Neste semestre estou tendo aulas incríveis sobre patrimônio no mestrado. Na aula de ontem uma colega apresentou o conteúdo do dossiê do IPHAN (Instituto do Patrimônio Histórico e Artístico Nacional) sobre o Ofício das Baianas de Acarajé.
Antes de contar para vocês o grande insight da colega que apresentava e da discussão fervorosa que se seguiu, algumas informações básicas para que ninguém fique com dúvida.
O IPHAN é um órgão público nacional responsável por identificar, catalogar e proteger os patrimônios nacionais. Estes patrimônios podem ser físicos/materiais (edifícios, lugares, cidades, etc) ou intangíveis/imateriais (música, arte, saber fazer, festa, etc). Por muitos anos a preocupação do IPHAN em tombar e preservar foi apenas dos patrimônios materiais brasileiros, isso apesar de um de seus idealizadores, Mário de Andrade, expressar na década de 1930 a importância que teria o registro das inúmeras expressões culturais que caracterizam o Brasil… Ou seja, apesar do IPHAN ter sido fundado em 1937, apenas em 2000 começaram a ser feitas as primeiras pesquisas, registros e salvaguardas dos patrimônios intangíveis brasileiros.
Mas não é apenas o IPHAN que realiza este trabalho, existem também departamentos normalmente relacionados às secretarias de cultura dos estados e municípios que realizam este trabalho de tombamento/registro de bens materiais/imateriais importantes para aquelas comunidades. No caso de São Paulo, temos no estado o CONDEPHAAT e no município o Conpresp e o Departamento do Patrimônio Histórico.

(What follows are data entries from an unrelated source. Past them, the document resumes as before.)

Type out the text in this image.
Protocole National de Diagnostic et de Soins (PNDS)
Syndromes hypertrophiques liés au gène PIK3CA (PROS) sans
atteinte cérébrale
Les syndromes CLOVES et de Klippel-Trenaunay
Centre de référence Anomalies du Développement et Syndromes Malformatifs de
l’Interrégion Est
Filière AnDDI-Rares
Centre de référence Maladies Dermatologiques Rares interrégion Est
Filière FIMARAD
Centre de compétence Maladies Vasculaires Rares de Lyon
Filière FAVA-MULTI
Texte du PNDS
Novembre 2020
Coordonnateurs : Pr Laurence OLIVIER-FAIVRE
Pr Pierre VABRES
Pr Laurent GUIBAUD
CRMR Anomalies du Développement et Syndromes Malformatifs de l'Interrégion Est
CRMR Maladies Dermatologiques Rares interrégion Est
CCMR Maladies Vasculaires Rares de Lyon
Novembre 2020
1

Agora, em relação ao registro de certos alimentos, caminhamos ainda a pequenos passos. O IPHAN só oficializou o registro, como dito acima, do Ofício das Baianas de Acarajé (é importante frisar que o registro é do MODO DE FAZER, relacionando a origem, a religiosidade e a importância social do ofício) e além deste, o Modo artesanal de fazer Queijo de Minas, nas regiões do Serro e das serras da Canastra e do Salitre. Um outro registro não especificamente de alimentos, mas correlato é o Ofício das Paneleiras de Goiabeiras, que registra o saber envolvido na fabricação artesanal de panelas de barro no bairro de Goiabeiras Velha, em Vitória, no Espírito Santo. Este foi aliás o primeiro registro de bem imaterial do IPHAN e também é um dos únicos que já possuem o dossiê e plano de salvaguarda.
Estão atualmente com os processos de registro em andamento o Modo de Fazer Tradicional da Cajuína do PI e a Região doceira de Pelotas – RS, como também já há inventários realizados sobre o Tacacá e a Farinha de Mandioca do Centro Nacional de Folclore e Cultura Popular do Pará que podem render um processo de registro futuro.
Já deve ter gente se revirando perguntando: e a feijoada? e o empadão goiano? e o virado à paulista? e tantos outros pratos que consideramos emblemáticos, representativos de nossa cultura? Pois é, foi aí que começou a nossa discussão…
Essa colega apaixonada pela gastronomia e, assim como eu, pelo ensino da gastronomia levantou a bola: nós, professores e pesquisadores da gastronomia temos que atuar nesta frente. O material elaborado pelo IPHAN (dossiê) é um exemplo claro de como a pesquisa de um simples prato desenrola os pormenores culturais e especificidades do povo envolvido durante todo o processo de criação e evolução do mesmo. Porque não utilizar esse modelo como base em sala de aula? Lindo! Mas como mostrei acima, não temos praticamente nada do tipo feito até agora…
Por sugestão da professora ficou a idéia: incentivar entre colegas, alunos e profissionais o trabalho da pesquisa desses pratos e ingredientes. Quanto mais pessoas apaixonadas se preocuparem em estudar a fundo esses pratos estarão automaticamente fortalecendo e realmente criando a gastronomia brasileira, reconhecendo a si próprios como nação através de sua comida.
Nações como a França e a Itália realizam movimentos de preservação de alimentos, ingredientes e receitas há muitos anos – não é à toa que são referência quando se pensa em gastronomia. O Brasil está a anos luz de distância, mas ainda há chance de corrermos atrás.
Então faço a minha parte, estou no mestrado, estudando e pretendo continuar pesquisando para o resto da minha vida. Eu convido vocês, colegas professores, pesquisadores, apreciadores, entusiastas, amantes da nossa cozinha brasileira. Pesquisem, levem a sério. Vamos à fundo, vamos além. E vamos criar e proteger a nossa gastronomia!! E tenho dito!!